Wednesday April 23, 2008

Joanne McCarthy

THE end of civilisation as we know it occurred yesterday, shortly after breakfast.

It took just one local newspaper story in Queensland to have every second counsellor and welfare officer in the country gnashing their teeth, and half the country's media outlets salivating.

Girls have gone feral in some banana-bending town up north, and with that little factoid we had a full-on national outcry about The State of Young People in Australia Today.

Shocking stuff.

Now I might have some of the details of the story a little bit . . . sensationalised, particularly after hearing a couple of breathless radio reports, but the facts or the pieces of information that could bear some passing resemblence to facts once the rumours and hearsay are extracted, but who wants to do that because it would wreck a good story? are these.

Apparently some girls in a Queensland school have formed a club and rate themselves against each other, making sure to inform those not in the club that there is a club and they aren't part of it, otherwise what's the point of having a club?

Entry to Club 21 or Big 21, depending on which breathless radio report you listened to relates to prettiness, thinness and popularity with male students.

So far, so good.

The school is Catholic, and described as "exclusive", which comes as no surprise to anyone who's ever attended a Catholic girls' high school, where the thin veneer of respectability so hoped-for by parents can be panted away with just a single view of the lads from the adjoining Catholic boys' high school taking off their shirts after a bracing game of rugger bugger.
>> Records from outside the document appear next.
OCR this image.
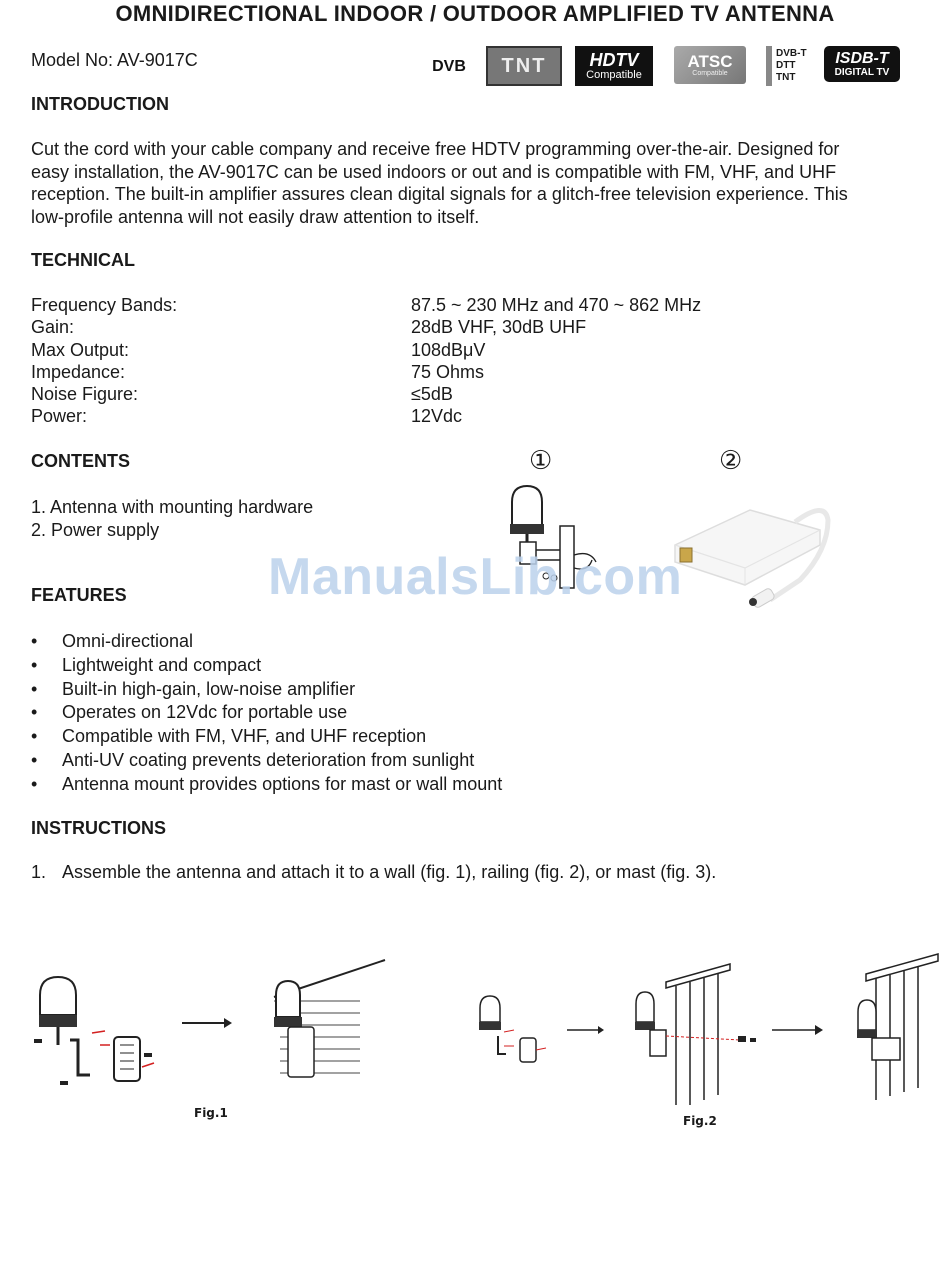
OMNIDIRECTIONAL INDOOR / OUTDOOR AMPLIFIED TV ANTENNA
Model No: AV-9017C	DVB TNT HDTV
Compatible
ATSC
Compatible
DVB-T
DTT
TNT
ISDB-T
DIGITAL TV
INTRODUCTION
Cut the cord with your cable company and receive free HDTV programming over-the-air. Designed for
easy installation, the AV-9017C can be used indoors or out and is compatible with FM, VHF, and UHF
reception. The built-in amplifier assures clean digital signals for a glitch-free television experience. This
low-profile antenna will not easily draw attention to itself.
TECHNICAL
Frequency Bands:	87.5 ~ 230 MHz and 470 ~ 862 MHz
Gain:	28dB VHF, 30dB UHF
Max Output:	108dBμV
Impedance:	75 Ohms
Noise Figure:	≤5dB
Power:	12Vdc
CONTENTS
1. Antenna with mounting hardware
2. Power supply
①	②
FEATURES
• Omni-directional
• Lightweight and compact
• Built-in high-gain, low-noise amplifier
• Operates on 12Vdc for portable use
• Compatible with FM, VHF, and UHF reception
• Anti-UV coating prevents deterioration from sunlight
• Antenna mount provides options for mast or wall mount
INSTRUCTIONS
1. Assemble the antenna and attach it to a wall (fig. 1), railing (fig. 2), or mast (fig. 3).
Fig.1
Fig.2
ManualsLib.com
But enough of memories. Back to the feral girls.

By lunchtime yesterday the stories about Club 21 had escalated so that members weren't just rating each other from 1 to 21 in terms of prettiness/thinness/popularity and overall desirability, but they were also "sleeping around, binge drinking and drug taking".

By mid-afternoon the conspiracy theorists had weighed in, with a newspaper blog revealing Club 21 wasn't so-named because it had 21 members rated 1 to 21, but because it was a code. (And doesn't the Da Vinci Code have a lot to answer for?)

According to the blogger, insiders apparently know the 2 and the 1 in 21 are supposed to be added together to make 3, hence the club actually promotes threesomes. The blogger also reported an alien landing that left a crop circle. Just thought you'd like to know.

A child and adolescent psychologist gave his opinion, saying club members were displaying "classic teenage girl behaviour" which, if I remember my youth correctly, involves a lot of threats, bullying and intimidation, coupled with occasional bouts of pouting and air kisses.

"What we've generally found is these groups operate like little platoons," said the psychologist, who didn't actually speak to the girls. "There's a chain of command and at no other time in your life is the desire to belong to such a group so strong.

"These girls are really quite unique in that they have got themselves into this highly stratified social system and they exist merely to exclude other people."

Now I'm going to have to take the psychologist up on a few points there, starting with the idea that tribalism is confined to adolescence.

Has the man ever watched men's sport on TV? Like, hello. (And note how I've adopted feral girl lingo in defence of my tribe.)

Stand outside any sports complex where a Saturday afternoon game of league is playing, and you'll see tribalism at its most bold and beautiful. Go to a pub a few hours later wearing the colours of the wrong tribe, and you could end up flat on your back on the footpath for no other reason than that you strayed into enemy territory.

And for a "highly stratified social system", look no further than the neighbourhoods around you, the places where you do your socialising, the restricted clubs that operate in Newcastle, and Club 21 is just a bunch of teenagers practising for the real world.

We've had the rise and rise of exclusive, gated, locked and security-conscious communities that, while not necessarily existing "merely to exclude other people", at least do a very good job of screening out undesirables.

The kids aren't just doing what we say. They're doing what we do.